High Altitude Cooking

Three easy things to remember when cooking in a high altitude (above 7,000 ft):

  1. Reduce oil (leavening agent)
    For each 1 teaspoon of leavening agent called for, decrease it by 1/8-1/2 teaspoon. Start with 1/8 teaspoon decrease at a time.
  2. Reduce sugar
    Decrease the sugar by 1 tablespoon.
  3. Increase liquid
    Increase the amount of liquid 1-2 tablespoons.

I find that many times I don’t have make adjustments if I use Hungarian High Altitude Flour – found in most grocery stores. Although, it’s all in experimenting.

(Found at Mountain Mama Cooks)

“The main factor affecting baked items is the low pressure resulting from the higher altitude; this leads to lower boiling points, faster evaporation and rapid rising. In addition, low humidity can dry ingredients out resulting in a dry texture and crumbly product. I use three basic adjustments for high-altitude baking: reduce leavening agent, reduce sugar, and increase liquid. Often, one or all of these things is enough to adjust a sea level recipe successfully. Keep in mind that every recipe is different and any or all of these adjustments I suggest may be required. Keep notes of how you adjust recipes until you know what works best for your particular location. Have faith, you’ll get it right eventually!” – Mountain Mama

Go to Mountain Mama’s web page and read more about high altitude cooking. She has some great explanations and information.

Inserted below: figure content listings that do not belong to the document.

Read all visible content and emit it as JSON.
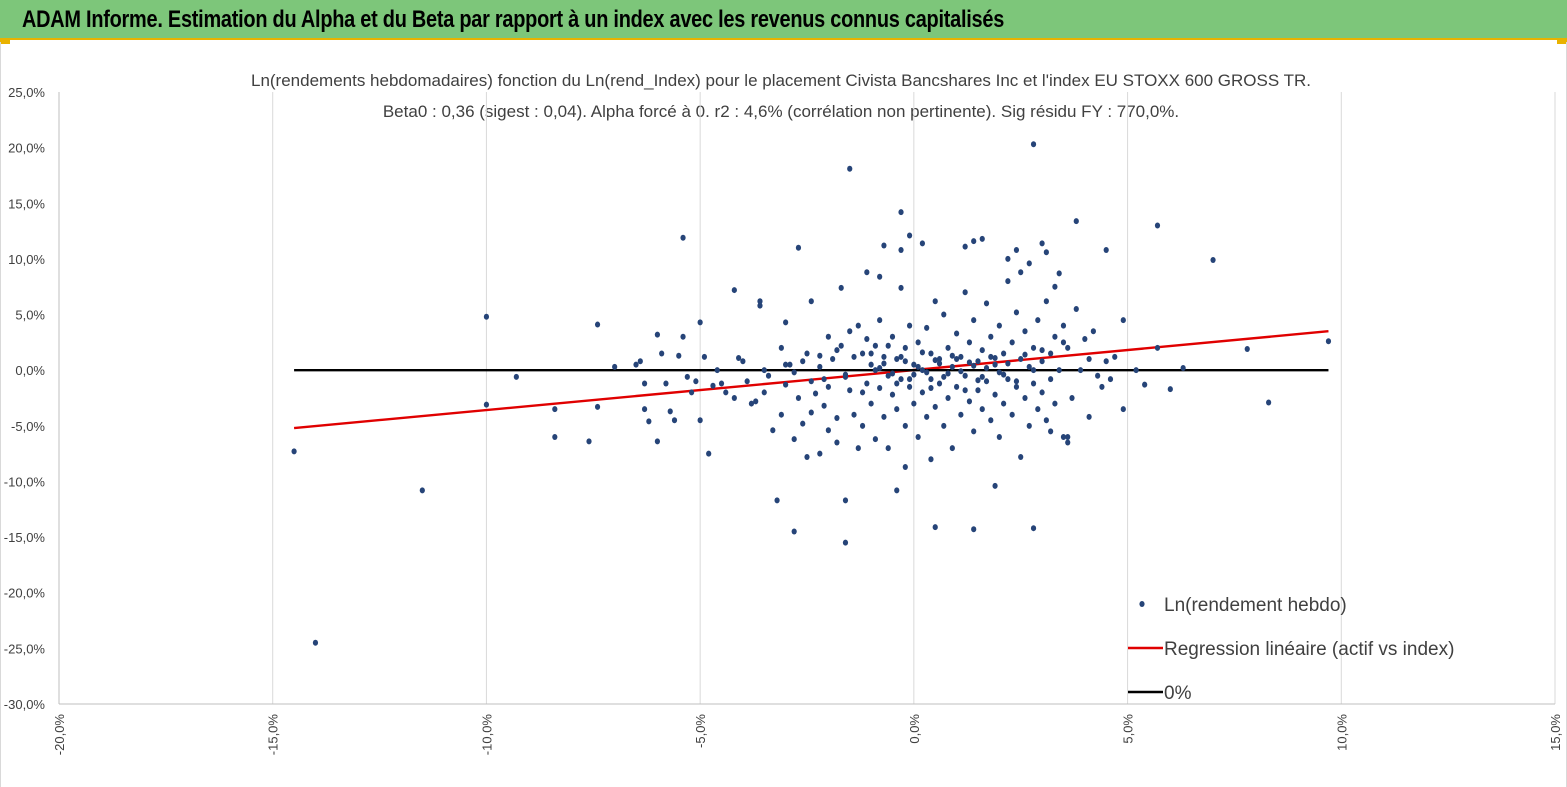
{
  "header": {
    "title": "ADAM Informe. Estimation du Alpha et du Beta par rapport à un index avec les revenus connus capitalisés",
    "background_color": "#7dc67a",
    "accent_color": "#e9b200"
  },
  "chart_data": {
    "type": "scatter",
    "title_line1": "Ln(rendements hebdomadaires) fonction du Ln(rend_Index) pour le placement Civista Bancshares Inc et l'index EU STOXX 600 GROSS TR.",
    "title_line2": "Beta0 : 0,36 (sigest : 0,04).  Alpha forcé à 0. r2 : 4,6% (corrélation non pertinente). Sig résidu FY : 770,0%.",
    "xlim": [
      -0.2,
      0.15
    ],
    "ylim": [
      -0.3,
      0.25
    ],
    "x_ticks": [
      -0.2,
      -0.15,
      -0.1,
      -0.05,
      0.0,
      0.05,
      0.1,
      0.15
    ],
    "x_tick_labels": [
      "-20,0%",
      "-15,0%",
      "-10,0%",
      "-5,0%",
      "0,0%",
      "5,0%",
      "10,0%",
      "15,0%"
    ],
    "y_ticks": [
      0.25,
      0.2,
      0.15,
      0.1,
      0.05,
      0.0,
      -0.05,
      -0.1,
      -0.15,
      -0.2,
      -0.25,
      -0.3
    ],
    "y_tick_labels": [
      "25,0%",
      "20,0%",
      "15,0%",
      "10,0%",
      "5,0%",
      "0,0%",
      "-5,0%",
      "-10,0%",
      "-15,0%",
      "-20,0%",
      "-25,0%",
      "-30,0%"
    ],
    "grid": "vertical",
    "legend_position": "bottom-right",
    "series": [
      {
        "name": "Ln(rendement hebdo)",
        "type": "scatter",
        "color": "#264478",
        "points": [
          [
            -0.145,
            -0.073
          ],
          [
            -0.14,
            -0.245
          ],
          [
            -0.115,
            -0.108
          ],
          [
            -0.1,
            0.048
          ],
          [
            -0.1,
            -0.031
          ],
          [
            -0.093,
            -0.006
          ],
          [
            -0.084,
            -0.035
          ],
          [
            -0.084,
            -0.06
          ],
          [
            -0.076,
            -0.064
          ],
          [
            -0.074,
            0.041
          ],
          [
            -0.074,
            -0.033
          ],
          [
            -0.07,
            0.003
          ],
          [
            -0.065,
            0.005
          ],
          [
            -0.064,
            0.008
          ],
          [
            -0.063,
            -0.012
          ],
          [
            -0.063,
            -0.035
          ],
          [
            -0.062,
            -0.046
          ],
          [
            -0.06,
            0.032
          ],
          [
            -0.06,
            -0.064
          ],
          [
            -0.059,
            0.015
          ],
          [
            -0.058,
            -0.012
          ],
          [
            -0.057,
            -0.037
          ],
          [
            -0.056,
            -0.045
          ],
          [
            -0.055,
            0.013
          ],
          [
            -0.054,
            0.03
          ],
          [
            -0.054,
            0.119
          ],
          [
            -0.053,
            -0.006
          ],
          [
            -0.052,
            -0.02
          ],
          [
            -0.051,
            -0.01
          ],
          [
            -0.05,
            0.043
          ],
          [
            -0.05,
            -0.045
          ],
          [
            -0.049,
            0.012
          ],
          [
            -0.048,
            -0.075
          ],
          [
            -0.047,
            -0.014
          ],
          [
            -0.046,
            0.0
          ],
          [
            -0.045,
            -0.012
          ],
          [
            -0.044,
            -0.02
          ],
          [
            -0.042,
            0.072
          ],
          [
            -0.042,
            -0.025
          ],
          [
            -0.041,
            0.011
          ],
          [
            -0.04,
            0.008
          ],
          [
            -0.039,
            -0.01
          ],
          [
            -0.038,
            -0.03
          ],
          [
            -0.037,
            -0.028
          ],
          [
            -0.036,
            0.058
          ],
          [
            -0.036,
            0.062
          ],
          [
            -0.035,
            -0.02
          ],
          [
            -0.034,
            -0.005
          ],
          [
            -0.033,
            -0.054
          ],
          [
            -0.032,
            -0.117
          ],
          [
            -0.031,
            0.02
          ],
          [
            -0.031,
            -0.04
          ],
          [
            -0.03,
            0.043
          ],
          [
            -0.03,
            -0.013
          ],
          [
            -0.029,
            0.005
          ],
          [
            -0.028,
            -0.062
          ],
          [
            -0.028,
            -0.145
          ],
          [
            -0.027,
            0.11
          ],
          [
            -0.027,
            -0.025
          ],
          [
            -0.026,
            -0.048
          ],
          [
            -0.025,
            -0.078
          ],
          [
            -0.025,
            0.015
          ],
          [
            -0.024,
            0.062
          ],
          [
            -0.024,
            -0.038
          ],
          [
            -0.023,
            -0.021
          ],
          [
            -0.022,
            0.013
          ],
          [
            -0.022,
            -0.075
          ],
          [
            -0.021,
            -0.008
          ],
          [
            -0.021,
            -0.032
          ],
          [
            -0.02,
            0.03
          ],
          [
            -0.02,
            -0.054
          ],
          [
            -0.019,
            0.01
          ],
          [
            -0.018,
            -0.043
          ],
          [
            -0.018,
            -0.065
          ],
          [
            -0.017,
            0.022
          ],
          [
            -0.016,
            -0.006
          ],
          [
            -0.016,
            -0.155
          ],
          [
            -0.015,
            0.035
          ],
          [
            -0.015,
            -0.018
          ],
          [
            -0.014,
            -0.04
          ],
          [
            -0.013,
            0.04
          ],
          [
            -0.013,
            -0.07
          ],
          [
            -0.012,
            0.015
          ],
          [
            -0.012,
            -0.05
          ],
          [
            -0.011,
            0.028
          ],
          [
            -0.011,
            -0.012
          ],
          [
            -0.01,
            -0.03
          ],
          [
            -0.01,
            0.005
          ],
          [
            -0.009,
            -0.062
          ],
          [
            -0.009,
            0.022
          ],
          [
            -0.008,
            -0.016
          ],
          [
            -0.008,
            0.045
          ],
          [
            -0.007,
            -0.042
          ],
          [
            -0.007,
            0.012
          ],
          [
            -0.006,
            -0.005
          ],
          [
            -0.006,
            -0.07
          ],
          [
            -0.005,
            0.03
          ],
          [
            -0.005,
            -0.022
          ],
          [
            -0.004,
            0.01
          ],
          [
            -0.004,
            -0.035
          ],
          [
            -0.003,
            0.074
          ],
          [
            -0.003,
            -0.008
          ],
          [
            -0.002,
            -0.05
          ],
          [
            -0.002,
            0.02
          ],
          [
            -0.001,
            -0.015
          ],
          [
            -0.001,
            0.04
          ],
          [
            0.0,
            -0.03
          ],
          [
            0.0,
            0.005
          ],
          [
            0.001,
            -0.06
          ],
          [
            0.001,
            0.025
          ],
          [
            0.002,
            0.0
          ],
          [
            0.002,
            -0.02
          ],
          [
            0.003,
            0.038
          ],
          [
            0.003,
            -0.042
          ],
          [
            0.004,
            0.015
          ],
          [
            0.004,
            -0.008
          ],
          [
            0.005,
            0.062
          ],
          [
            0.005,
            -0.033
          ],
          [
            0.006,
            0.01
          ],
          [
            0.006,
            -0.012
          ],
          [
            0.007,
            0.05
          ],
          [
            0.007,
            -0.05
          ],
          [
            0.008,
            0.02
          ],
          [
            0.008,
            -0.025
          ],
          [
            0.009,
            0.003
          ],
          [
            0.009,
            -0.07
          ],
          [
            0.01,
            0.033
          ],
          [
            0.01,
            -0.015
          ],
          [
            0.011,
            0.012
          ],
          [
            0.011,
            -0.04
          ],
          [
            0.012,
            0.07
          ],
          [
            0.012,
            -0.005
          ],
          [
            0.013,
            0.025
          ],
          [
            0.013,
            -0.028
          ],
          [
            0.014,
            0.045
          ],
          [
            0.014,
            -0.055
          ],
          [
            0.015,
            0.008
          ],
          [
            0.015,
            -0.018
          ],
          [
            0.016,
            0.018
          ],
          [
            0.016,
            -0.035
          ],
          [
            0.017,
            0.06
          ],
          [
            0.017,
            -0.01
          ],
          [
            0.018,
            0.03
          ],
          [
            0.018,
            -0.045
          ],
          [
            0.019,
            0.005
          ],
          [
            0.019,
            -0.022
          ],
          [
            0.02,
            0.04
          ],
          [
            0.02,
            -0.06
          ],
          [
            0.021,
            0.015
          ],
          [
            0.021,
            -0.03
          ],
          [
            0.022,
            0.08
          ],
          [
            0.022,
            -0.008
          ],
          [
            0.023,
            0.025
          ],
          [
            0.023,
            -0.04
          ],
          [
            0.024,
            0.052
          ],
          [
            0.024,
            -0.015
          ],
          [
            0.025,
            0.01
          ],
          [
            0.025,
            -0.078
          ],
          [
            0.026,
            0.035
          ],
          [
            0.026,
            -0.025
          ],
          [
            0.027,
            0.003
          ],
          [
            0.027,
            -0.05
          ],
          [
            0.028,
            0.02
          ],
          [
            0.028,
            -0.012
          ],
          [
            0.029,
            0.045
          ],
          [
            0.029,
            -0.035
          ],
          [
            0.03,
            0.008
          ],
          [
            0.03,
            -0.02
          ],
          [
            0.031,
            0.062
          ],
          [
            0.031,
            -0.045
          ],
          [
            0.032,
            0.015
          ],
          [
            0.032,
            -0.008
          ],
          [
            0.033,
            0.03
          ],
          [
            0.033,
            -0.03
          ],
          [
            0.034,
            0.0
          ],
          [
            0.035,
            -0.06
          ],
          [
            0.035,
            0.025
          ],
          [
            -0.035,
            0.0
          ],
          [
            -0.03,
            0.005
          ],
          [
            -0.028,
            -0.002
          ],
          [
            -0.026,
            0.008
          ],
          [
            -0.024,
            -0.01
          ],
          [
            -0.022,
            0.003
          ],
          [
            -0.02,
            -0.015
          ],
          [
            -0.018,
            0.018
          ],
          [
            -0.016,
            -0.004
          ],
          [
            -0.014,
            0.012
          ],
          [
            -0.012,
            -0.02
          ],
          [
            -0.01,
            0.015
          ],
          [
            -0.008,
            0.002
          ],
          [
            -0.006,
            0.022
          ],
          [
            -0.004,
            -0.012
          ],
          [
            -0.002,
            0.008
          ],
          [
            0.0,
            -0.004
          ],
          [
            0.002,
            0.016
          ],
          [
            0.004,
            -0.016
          ],
          [
            0.006,
            0.006
          ],
          [
            0.008,
            -0.003
          ],
          [
            0.01,
            0.01
          ],
          [
            0.012,
            -0.018
          ],
          [
            0.014,
            0.004
          ],
          [
            0.016,
            -0.006
          ],
          [
            0.018,
            0.012
          ],
          [
            0.02,
            -0.002
          ],
          [
            0.022,
            0.006
          ],
          [
            0.024,
            -0.01
          ],
          [
            0.026,
            0.014
          ],
          [
            0.028,
            0.0
          ],
          [
            0.03,
            0.018
          ],
          [
            -0.009,
            0.0
          ],
          [
            -0.007,
            0.006
          ],
          [
            -0.005,
            -0.003
          ],
          [
            -0.003,
            0.012
          ],
          [
            -0.001,
            -0.008
          ],
          [
            0.001,
            0.003
          ],
          [
            0.003,
            -0.002
          ],
          [
            0.005,
            0.009
          ],
          [
            0.007,
            -0.006
          ],
          [
            0.009,
            0.013
          ],
          [
            0.011,
            -0.001
          ],
          [
            0.013,
            0.007
          ],
          [
            0.015,
            -0.009
          ],
          [
            0.017,
            0.002
          ],
          [
            0.019,
            0.011
          ],
          [
            0.021,
            -0.004
          ],
          [
            -0.015,
            0.181
          ],
          [
            -0.003,
            0.142
          ],
          [
            -0.001,
            0.121
          ],
          [
            -0.003,
            0.108
          ],
          [
            -0.007,
            0.112
          ],
          [
            -0.017,
            0.074
          ],
          [
            -0.011,
            0.088
          ],
          [
            -0.008,
            0.084
          ],
          [
            -0.016,
            -0.117
          ],
          [
            -0.004,
            -0.108
          ],
          [
            0.005,
            -0.141
          ],
          [
            0.014,
            -0.143
          ],
          [
            0.019,
            -0.104
          ],
          [
            0.004,
            -0.08
          ],
          [
            -0.002,
            -0.087
          ],
          [
            0.002,
            0.114
          ],
          [
            0.012,
            0.111
          ],
          [
            0.014,
            0.116
          ],
          [
            0.016,
            0.118
          ],
          [
            0.028,
            0.203
          ],
          [
            0.024,
            0.108
          ],
          [
            0.022,
            0.1
          ],
          [
            0.03,
            0.114
          ],
          [
            0.031,
            0.106
          ],
          [
            0.038,
            0.134
          ],
          [
            0.045,
            0.108
          ],
          [
            0.049,
            0.045
          ],
          [
            0.052,
            0.0
          ],
          [
            0.054,
            -0.013
          ],
          [
            0.057,
            0.13
          ],
          [
            0.057,
            0.02
          ],
          [
            0.06,
            -0.017
          ],
          [
            0.063,
            0.002
          ],
          [
            0.07,
            0.099
          ],
          [
            0.078,
            0.019
          ],
          [
            0.083,
            -0.029
          ],
          [
            0.097,
            0.026
          ],
          [
            0.028,
            -0.142
          ],
          [
            0.036,
            -0.06
          ],
          [
            0.036,
            -0.065
          ],
          [
            0.041,
            0.01
          ],
          [
            0.043,
            -0.005
          ],
          [
            0.045,
            0.008
          ],
          [
            0.04,
            0.028
          ],
          [
            0.038,
            0.055
          ],
          [
            0.033,
            0.075
          ],
          [
            0.037,
            -0.025
          ],
          [
            0.042,
            0.035
          ],
          [
            0.046,
            -0.008
          ],
          [
            0.049,
            -0.035
          ],
          [
            0.047,
            0.012
          ],
          [
            0.044,
            -0.015
          ],
          [
            0.039,
            0.0
          ],
          [
            0.041,
            -0.042
          ],
          [
            0.035,
            0.04
          ],
          [
            0.034,
            0.087
          ],
          [
            0.027,
            0.096
          ],
          [
            0.025,
            0.088
          ],
          [
            0.036,
            0.02
          ],
          [
            0.032,
            -0.055
          ]
        ]
      },
      {
        "name": "Regression linéaire (actif vs index)",
        "type": "line",
        "color": "#e00000",
        "points": [
          [
            -0.145,
            -0.052
          ],
          [
            0.097,
            0.035
          ]
        ]
      },
      {
        "name": "0%",
        "type": "line",
        "color": "#000000",
        "points": [
          [
            -0.145,
            0.0
          ],
          [
            0.097,
            0.0
          ]
        ]
      }
    ]
  }
}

Written a couple years earlier:
In August of 2011 ago we moved from So. Oregon to Castle Rock, Colorado. We are at an elevation of about 6,800 ft. I have never lived anywhere but California or Oregon and NEVER have had to be concerned about my baking, always using my tried and true recipes…but now it is a bit daunting. Now altering is not not just for flavor or healthier recipes but also for high altitude.

It’s Thanksgiving today. I promised to bake an apple pie and a pumpkin cheesecake. I would be devastated if they flopped! So, I have been studying up on baking at high elevations. I will be posting my results here for others in my situation.

The first site I found to be helpful is High Altitude Baking on All-Recipes.com.

Note: 2011 – Our First Thanksgiving in Colorado – the weather is perfect: sunny and dry. We are going over to my daughter’s home and joining the family for dinner. Happy Thanksgiving everyone! We have so many things to be grateful for!